In an earlier post, I showed how Java could be used to access Big Data. I also stated that I had many problems with Java itsself. I noted that I was not the only one to have issues with Java. A much easier language is Python. This language is really easy to learn and it can be used in more or less the same situation as the Java programme.
The mapper step is implemented with a Python programme that contains:
for line in sys.stdin: val = line.strip() (year, temp) = (val[7:9], val[36:39]) try: if ((type(int(year)) == type(int(7))) and (type(int(temp)) == type(int(7)))): print "%s\t%s" % (year, temp)
This part retrieves a year and temperature from the datastream. It checks as to whether the values are actually temperatures and years (they may contains values from a header or empty values).
The summarising reduce job is implemented with:
(last_key, max_val) = (key, max(max_val, int(val)))

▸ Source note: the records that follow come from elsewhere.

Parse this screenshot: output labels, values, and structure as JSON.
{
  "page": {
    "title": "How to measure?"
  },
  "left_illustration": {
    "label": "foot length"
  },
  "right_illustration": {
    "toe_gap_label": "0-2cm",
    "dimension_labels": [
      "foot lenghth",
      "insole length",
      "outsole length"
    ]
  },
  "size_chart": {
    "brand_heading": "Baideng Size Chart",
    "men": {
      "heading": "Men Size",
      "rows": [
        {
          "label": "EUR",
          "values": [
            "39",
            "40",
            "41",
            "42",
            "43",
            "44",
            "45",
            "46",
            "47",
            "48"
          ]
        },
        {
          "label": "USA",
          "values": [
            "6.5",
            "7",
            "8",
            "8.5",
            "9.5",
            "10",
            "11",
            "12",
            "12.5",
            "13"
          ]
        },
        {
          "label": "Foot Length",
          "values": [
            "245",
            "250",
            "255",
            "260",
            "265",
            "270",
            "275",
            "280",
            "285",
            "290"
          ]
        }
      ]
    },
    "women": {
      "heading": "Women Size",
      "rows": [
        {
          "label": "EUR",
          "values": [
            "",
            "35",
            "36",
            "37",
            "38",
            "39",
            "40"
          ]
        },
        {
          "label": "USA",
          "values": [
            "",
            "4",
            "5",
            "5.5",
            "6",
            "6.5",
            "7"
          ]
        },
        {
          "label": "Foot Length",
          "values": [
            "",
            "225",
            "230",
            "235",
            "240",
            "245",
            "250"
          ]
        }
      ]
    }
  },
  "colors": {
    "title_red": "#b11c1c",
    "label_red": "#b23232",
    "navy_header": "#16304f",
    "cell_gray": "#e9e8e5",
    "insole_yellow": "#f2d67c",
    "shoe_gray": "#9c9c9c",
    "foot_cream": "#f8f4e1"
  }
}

These jobs are executed with:
hadoop jar /usr/local/hadoop/contrib/streaming/hadoop-streaming-1.2.1.jar \ -input /user/ww-ii-data.txt \ -output /user/output31 \ -mapper /home/hduser/max_temperature_map.py \ -reducer /home/hduser/max_temperature_reduce.py
The first part of this command translates the file that is stored in hadoop into a stream. The stream is split over different servers. On each server the lines are investigated to retrieve year and temperature. This is done with the programme that is mentioned in the mapper clause. Subsequently, the results are merged with the programme that is mentioned in the reducer clause.

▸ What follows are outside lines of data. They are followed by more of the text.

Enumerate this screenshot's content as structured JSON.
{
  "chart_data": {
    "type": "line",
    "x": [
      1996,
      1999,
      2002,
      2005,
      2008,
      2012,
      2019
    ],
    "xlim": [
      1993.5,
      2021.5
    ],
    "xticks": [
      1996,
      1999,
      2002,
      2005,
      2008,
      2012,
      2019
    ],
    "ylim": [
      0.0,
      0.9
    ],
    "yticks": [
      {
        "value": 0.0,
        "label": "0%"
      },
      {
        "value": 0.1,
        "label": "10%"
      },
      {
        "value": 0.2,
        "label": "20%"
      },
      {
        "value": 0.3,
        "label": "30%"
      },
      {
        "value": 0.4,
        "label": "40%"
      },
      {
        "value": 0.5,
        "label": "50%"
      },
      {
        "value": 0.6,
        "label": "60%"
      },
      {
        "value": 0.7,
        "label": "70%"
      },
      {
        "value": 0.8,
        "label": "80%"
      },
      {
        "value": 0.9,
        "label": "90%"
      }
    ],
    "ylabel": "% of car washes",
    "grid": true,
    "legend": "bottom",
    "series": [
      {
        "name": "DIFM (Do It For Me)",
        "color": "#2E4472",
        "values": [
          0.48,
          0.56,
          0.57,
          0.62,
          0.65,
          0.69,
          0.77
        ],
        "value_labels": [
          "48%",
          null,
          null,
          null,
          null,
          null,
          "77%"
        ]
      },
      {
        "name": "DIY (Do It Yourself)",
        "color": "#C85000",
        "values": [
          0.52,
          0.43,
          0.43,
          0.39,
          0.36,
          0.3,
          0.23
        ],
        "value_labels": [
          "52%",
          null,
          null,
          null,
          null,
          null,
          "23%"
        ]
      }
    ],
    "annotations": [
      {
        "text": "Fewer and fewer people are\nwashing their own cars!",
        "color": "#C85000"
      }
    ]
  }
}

The reason to use Python instead of Java is the user friendliness of Python, compared to Java. It took me 7 days to get the Java programme running; whereas the Python programme only took me a few hours to write. My knowledge of Java is very limited; the same holds for Python. As Python is much easier to use, the time gain was enormous. This coincides with other experiences where Python was much preferred over Java.